Tuesday, 29 November 2016

Tagore's Gitanjali ,POEM NO. 82

TIME is endless in thy hands, my lord. 

There is none to count thy minutes. Days and nights pass and ages bloom and fade like flowers. 

Thou knowest how to wait. 

Thy centuries follow each other perfecting a small wild flower. We have no time to lose, and having no time we must scramble for our chances. 

We are too poor to be late. And thus it is that time goes by while I give it to every querulous   man who claims it, 

and thine altar is empty of all offerings to the last. 

At the end of the day I hasten in fear lest thy gate be shut; but I find that yet there is time. 

Wednesday, 26 October 2016

Tagore's Gitanjali,poem no. 83

MOTHER, I shall weave a chain of pearls for thy neck with my tears of sorrow. 

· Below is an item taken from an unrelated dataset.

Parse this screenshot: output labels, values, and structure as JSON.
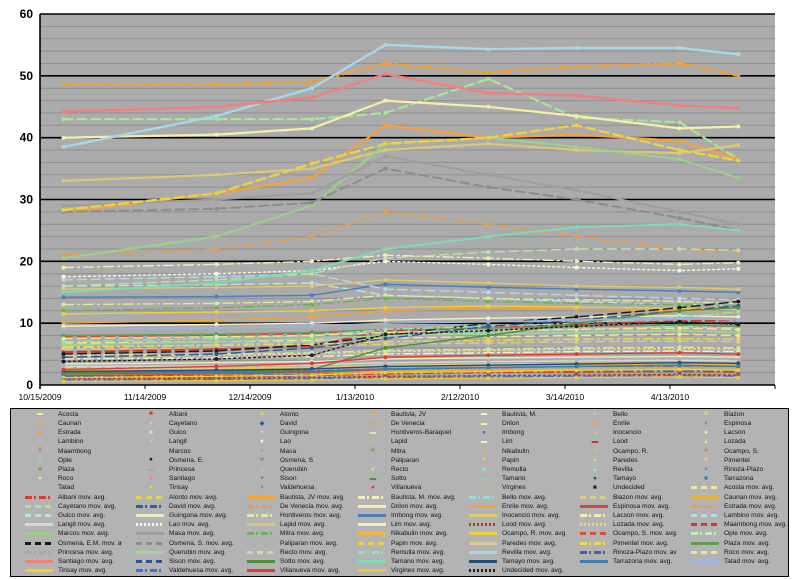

The stars have wrought their anklets of light to deck thy feet, but mine will hang upon thy breast. 

Wealth and fame come from thee and it is for thee to give or to withhold them. 

But this my sorrow is absolutely mine own, and when I bring it to thee as my offering thou rewardest me with thy grace.

Tagore's Gitanjali,POEM NO. 84

IT is the pang of separation that spreads throughout the world and gives birth to shapes innumerable in the infinite sky. 

It is this sorrow of separation that gazes in silence all night from star to star and becomes lyric among rustling leaves in rainy darkness of July. 


It is this overspreading pain that deepens into loves and desires, into sufferings and joys in human homes; 


and this it is that ever melts and flows in songs through my poet's heart.

Tuesday, 25 October 2016

Tagore's Gitanjali, POEM NO. 85

WHEN the warriors came out first from their master's hall, where had they hid their power? 

Where were their Armour and their arms? They looked poor and helpless, and the arrows were showered upon them on the day they came out from their master's hall. 


When the warriors marched back again to their master's hall where did they hide their power? 


They had dropped the sword and dropped the bow and the arrow; 


peace was on their foreheads, and they had left the fruits of their life behind them on the day they marched back again to their master's hall.

Friday, 30 September 2016

Tagore's Gitanjali, POEM NO. 86,

DEATH, thy servant, is at my door. 

He has crossed the unknown sea and brought thy call to my home. 

The night is dark and my heart is fearful yet I will take up the lamp, open my gates and bow to him my welcome. 

It is thy messenger who stands at my door. 

I will worship him with folded hands, and with tears. 

I will worship him placing at his feet the treasure of my heart. 

He will go back with his errand done, leaving a dark shadow on my morning; 

and in my desolate home only my forlorn self will remain as my last offering to thee. 

Tagore's Gitanjali, POEM NO. 87

IN desperate hope I go and search for her in all the corners of my room; I find her not. 

My house is small and what once has gone from it can never be regained. 

But infinite is thy mansion, my lord, and seeking her I have come to thy door. 

I stand under the golden canopy of thine evening sky and I lift my eager eyes to thy face. 

I have come to the brink of eternity from which nothing can vanish ⎯ no hope, no happiness, no vision of a face seen through tears. 

Oh, dip my emptied life into that ocean, plunge it into the deepest fullness. 

Let me for once feel that lost sweet touch in the allness of the universe. 

Tagore's Gitanjali, POEM NO. 88,

DEITY of the ruined temple! The broken strings of Vina sing no more your praise. 

The bells in the evening proclaim not your time of worship. The air is still and silent about you. 

In your desolate dwelling comes the vagrant spring breeze. 

It brings the tidings of flowers ⎯ the flowers that for your worship are offered no more. 

Your worshipper of old wanders ever longing for favour still refused. 

In the eventide, when fires and shadows mingle with the gloom of dust, he wearily comes back to the ruined temple with hunger in his heart. 

Many a festival day comes to you in silence, deity of the ruined temple. 

Many a night of worship goes away with lamp unlit. 

Many new images are built by masters of cunning art and carried to the holy stream of oblivion when their time is come. 

Only the deity of the ruined temple remains un worshipped in deathless neglect.